WASHINGTON: The Pentagon has learned that additional samples of live anthrax were sent to three laboratories in Canada, two Defense officials confirmed Monday evening.
That means that specimens of the deadly Bacillus anthracis have been sent to labs in 12 states, the District of Columbia and three countries. The samples came from the U.S. Army lab at Dugway Proving Ground in Utah. Scientists there thought they had been shipping inactive strains of the deadly spores for research purposes.

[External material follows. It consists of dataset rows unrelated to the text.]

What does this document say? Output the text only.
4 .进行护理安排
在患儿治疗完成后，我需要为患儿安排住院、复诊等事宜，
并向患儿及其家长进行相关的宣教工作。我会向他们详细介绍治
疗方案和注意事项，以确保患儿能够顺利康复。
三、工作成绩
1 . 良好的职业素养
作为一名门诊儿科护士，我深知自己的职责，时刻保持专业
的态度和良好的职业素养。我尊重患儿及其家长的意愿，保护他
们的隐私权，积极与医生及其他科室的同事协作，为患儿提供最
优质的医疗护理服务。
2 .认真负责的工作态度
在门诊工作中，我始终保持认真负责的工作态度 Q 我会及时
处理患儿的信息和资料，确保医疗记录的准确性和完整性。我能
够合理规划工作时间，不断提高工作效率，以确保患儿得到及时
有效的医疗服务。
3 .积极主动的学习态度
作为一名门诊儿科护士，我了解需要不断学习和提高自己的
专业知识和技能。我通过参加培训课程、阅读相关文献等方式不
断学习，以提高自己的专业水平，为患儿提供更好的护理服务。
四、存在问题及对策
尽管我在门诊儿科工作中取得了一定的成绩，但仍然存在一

If inhaled, anthrax spores can be lethal even with treatment, sparking a high fever and other flu-like symptoms. Biosafety expert Richard Ebright at Rutgers University has branded the blunder “gross negligence.”
Thus far, nobody has been sickened by the inadvertent shipments, said a senior Defense Department official who has been briefed on the matter but not authorized to speak publicly. Military investigators are continuing to comb through anthrax samples and records to determine if more potentially deadly vials have been shipped, the official said, adding that more labs may have received it.
The number of laboratories known to have mistakenly receiving samples of live anthrax has grown to at least 28 labs in 12 states and the District of Columbia, the Centers for Disease Control and Prevention said Monday.
CDC bioterror lab regulators and the Pentagon are investigating how the lab in Utah failed to recognize it hadn’t thoroughly killed specimens of anthrax before shipping them to labs in the U.S. and abroad, potentially for several years.
An email that a CDC official sent to state officials Friday raises the prospect that the standard procedure that labs at the U.S. Army’s Dugway Proving Grounds in Utah used to kill anthrax spores isn’t fully effective.
“We have concern that the inactivation procedures, when followed properly, are inadequate to kill all spores, and the U.S. government is developing an approach to securing such possible samples from misuse,” wrote Daniel Sosin, deputy director of CDC’s Office of Public Health Preparedness and Response, in Friday’s email to state officials that was obtained by USA TODAY.
Earlier Monday, CDC spokesman Jason McDonald, said the investigation is ongoing and the agency can’t comment on what issues it has found with Dugway’s inactivation process until the investigation is concluded.
The labs known so far to have received samples of anthrax that appears to have not been fully killed are located in California, the District of Columbia, Delaware, Massachusetts, Maryland, New Jersey, New York, Tennessee, Texas, Vermont, Virginia, Washington and Wisconsin, as well as Canada, South Korea and Australia.